The Internet Computing & Systems Optimization (ICSO) group focuses on the use of Intelligent Algorithms & Data Science (including optimization, simulation, analytics, and machine learning methods) to support complex decision making in different application fields that range from smart cities, to sustainable transportation and logistics, production, real-time positioning, bioinformatics and computational finance. To attain this goal, the group promotes the use of biased-randomized algorithms, simheuristics (combination of metaheuristics with simulation), learnheuristics (combination of metaheuristics with machine learning), and agile-optimization algorithms (combination of biased-randomized algorithms with massive parallel computing). These algorithms allow us to face complex decision making in real-life scenarios characterized by uncertainty and dynamic conditions, as well as by the need of providing real-time solutions.
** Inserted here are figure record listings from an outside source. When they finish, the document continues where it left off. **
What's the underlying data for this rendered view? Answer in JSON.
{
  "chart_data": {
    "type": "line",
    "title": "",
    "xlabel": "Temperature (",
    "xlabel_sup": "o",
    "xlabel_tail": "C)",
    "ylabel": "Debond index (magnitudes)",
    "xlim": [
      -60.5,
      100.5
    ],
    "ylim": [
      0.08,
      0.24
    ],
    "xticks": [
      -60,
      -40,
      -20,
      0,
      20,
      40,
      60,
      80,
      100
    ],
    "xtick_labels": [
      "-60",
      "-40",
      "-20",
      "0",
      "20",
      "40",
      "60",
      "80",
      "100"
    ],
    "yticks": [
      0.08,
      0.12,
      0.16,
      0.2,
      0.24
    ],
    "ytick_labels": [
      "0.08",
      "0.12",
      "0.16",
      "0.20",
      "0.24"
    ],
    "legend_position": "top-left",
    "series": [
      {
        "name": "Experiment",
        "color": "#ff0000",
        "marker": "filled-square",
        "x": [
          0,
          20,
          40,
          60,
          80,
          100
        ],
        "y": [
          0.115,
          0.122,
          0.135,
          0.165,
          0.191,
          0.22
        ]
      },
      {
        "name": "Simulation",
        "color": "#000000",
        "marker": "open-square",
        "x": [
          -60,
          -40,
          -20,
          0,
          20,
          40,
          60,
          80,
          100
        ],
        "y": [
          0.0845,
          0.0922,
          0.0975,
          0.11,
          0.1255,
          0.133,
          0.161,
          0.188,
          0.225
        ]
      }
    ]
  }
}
The group is mainly composed of mathematicians, computer engineers, industrial engineers, statisticians and economists. Our aim is to develop problem solving methodologies and technologies that have a social impact. For that we apply an interdisciplinary approach, considering the sustainable development goals applying a gender perspective.
The Distributed, Parallel, and Collaborative Systems (DPCS) group is focused on the development of distributed and parallel systems at different scales (small groups, clusters, or Internet). In particular, we pay special attention to peer-to-peer, shared memory, message passing computing paradigms, and HPC scientific applications. In addition, we are also interested in the design of collaborative systems and applications.